Es sábado. L y familia han quedado con otros amigos que también tienen niños para darse un paseo y comer. En el quiosco de periódicos se encuentran con F y su niño J. Visitan una librería y se entretienen comprando libros. Llegan veinte minutos tarde a la cita con J y V, la otra pareja de amigos, que están a la sombra del jardín vertical del Caixa Forum, persiguiendo a su niña de año y medio. Han pensado entrar a la exposición El efecto del cine: ilusión, realidad e imagen en movimiento, que, según dice el programa de mano, “reflexiona sobre la influencia y el impacto del cine a la hora de construir nuestra cultura visual”. No parece una muestra ideal para visitar con niños, pero se arriesgan.
Una vez en la sala los padres intentan maniobrar para encontrar un lugar para aparcar los cochecitos. Los niños reclaman apearse ya: luchan con el cinturón de seguridad y hacen pucheros. Una vez fuera, los niños se van asomando a la primera sala que encuentran en donde se proyecta un vídeo sobre el típico mochilero que viaja siguiendo las recomendaciones de la guía Lonely Planet. Los niños se interesan más por los espectadores. L y J, se quedan fuera de la sala, atentos, más que a la pantalla, a los tres cochecitos que hacen de perchero improvisado. Ya se sabe la cantidad de cosas que llevan los padres encima cuando se van de paseo con sus críos.
Cuando terminan de ver la instalación ya han perdido de vista al resto del grupo, así que hacen lo mismo con la segunda sala donde se proyecta el trabajo de Ferry Tribe: la grabación muestra a diferentes artistas noveles interpretando a la autora que se hacen pasar por la autora. Vistazo rápido y arribo a la tercera, donde está el resto del grupo, sentado en el suelo y en algunos asientos. En cuatro pantallas gigantes se proyecta el vídeo de Isaac Julián, llamado Fantôme Crêole. Paisajes áridos que contrastan con otros gélidos. Las imágenes captan la atención de los niños. La hija de J y V, la niña más pequeña del grupo, rompe la monotonía de la escena, y empieza a caminar frente a las pantallas y a balbucear, un acto del que se contagian el resto de los niños. Los padres deciden salir de la sala antes que la sonrisa del resto del público se torne en miradas de reproche.

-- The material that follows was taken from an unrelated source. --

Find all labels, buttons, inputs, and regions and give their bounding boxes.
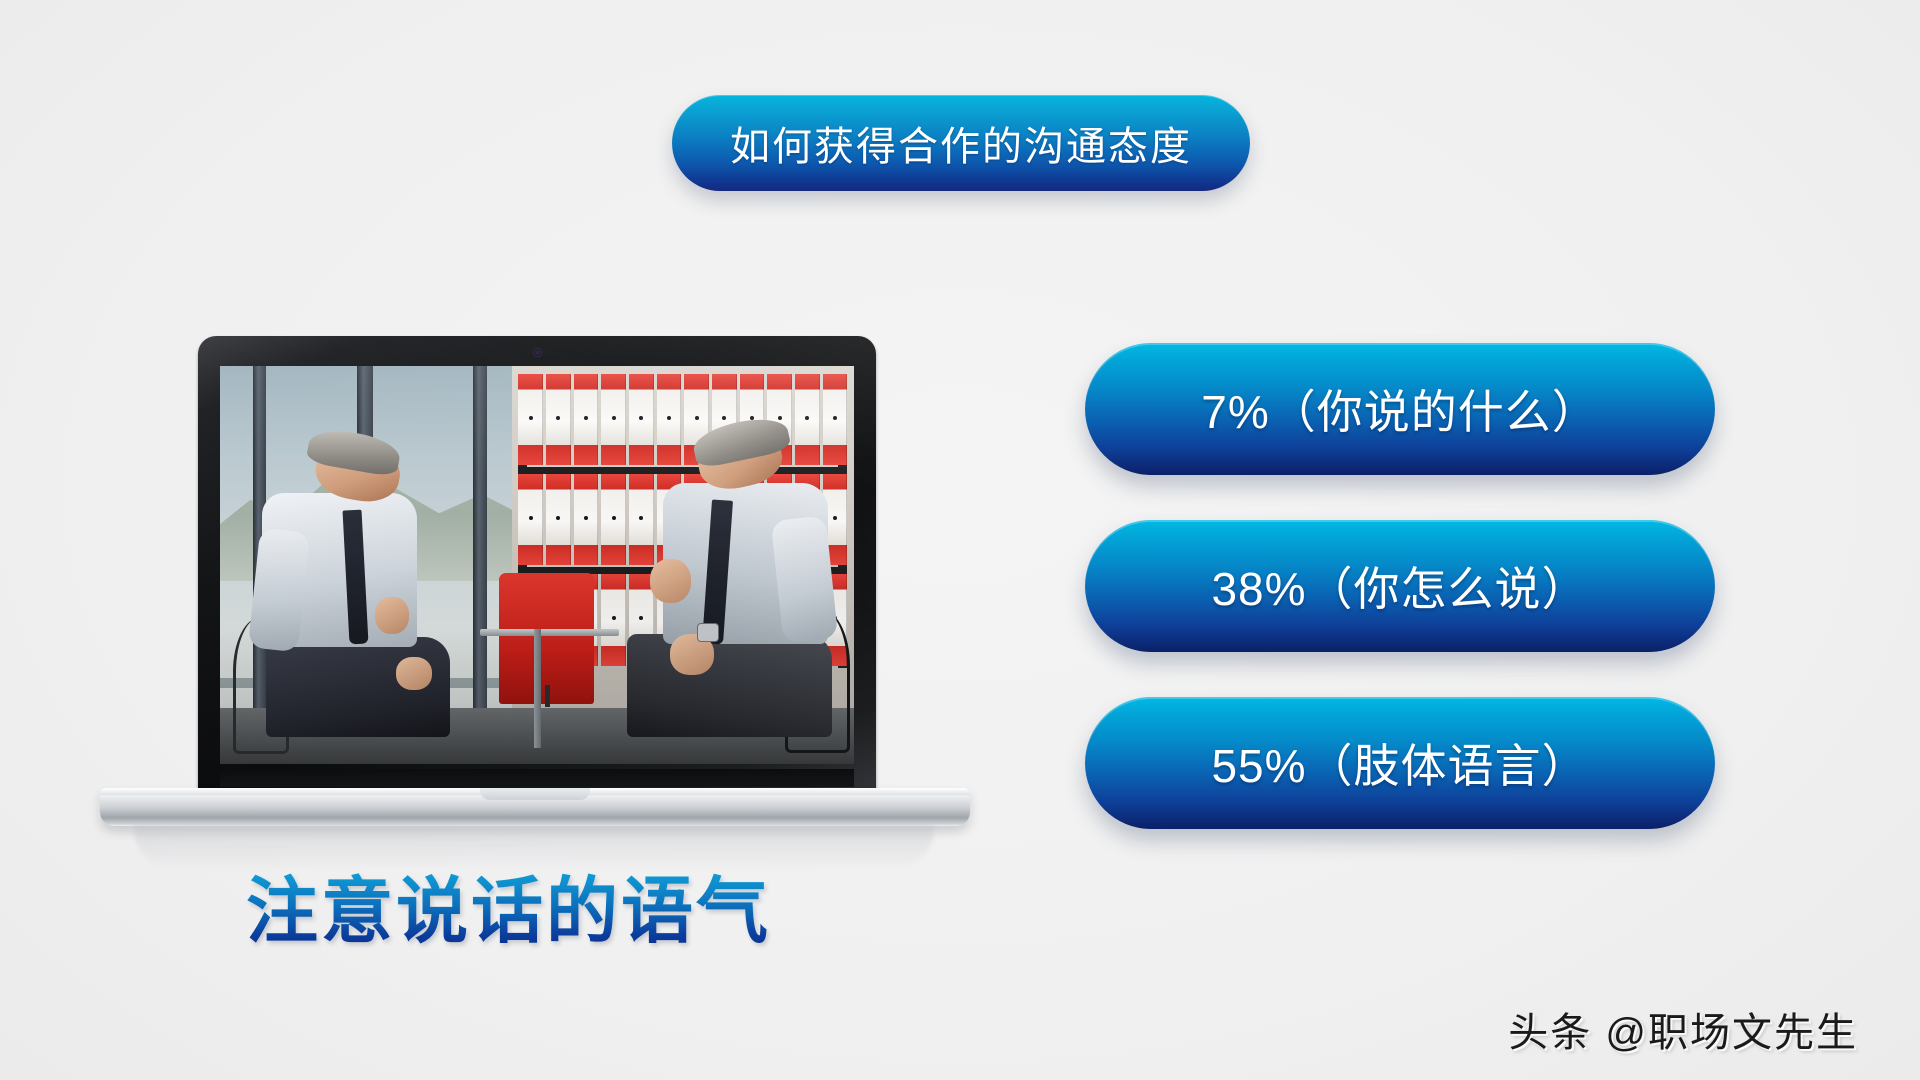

Por el laberinto oscuro del montaje de la exposición, llegan a la sala donde se proyecta en el suelo 1st Light, de Paul Chan, una animación en blanco y negro en la que se ven, como si flotaran, las siluetas de pájaros, cuerpos que caen al vacío, ruedas de bicicleta y otros objetos que se mueven sin parar. A los cuatro niños les parece divertido jugar a intentar atraparlas, pisarlas… están parados sobre la proyección y en cierto modo la transforman. Se les van uniendo otros pequeños que también encuentran un rincón divertido donde por fin pasárselo bien. Alrededor de ellos, sus padres. Y un vigilante que llega alertado por los gritos de emoción de los niños. No dice nada. Se queda allí.
A la 1:15, L avisa que es hora de ir dejando el museo, si quieren conseguir una mesa donde comer tranquilamente con los niños. Caminan por el barrio de Huertas hasta llegar a Peggy Sue´s, un local inspirado en los dinners estadounidenses de los años cincuenta. Consiguen una mesa, pero solo podrán estar una hora. Reglas de la casa. Más que suficiente, piensa L y acepta. Hamburguesas, fingers de pollo (hechos con pollo de verdad) y patatas fritas. Los más pequeños toman el local por asalto y los padres los vigilan por turno: que no escapen, que no caigan por una escalera, que no metan las manos en las mesas ajenas. Al final de la comida, S derrama un vaso de agua en la mesa, moja a su mamá y a J. Algo de lo más natural, que un puñado de servilletas son capaces de resolver. Se limpia el desastre y se mantiene la conversación. Para bajar la comida, un paseo por El Retiro.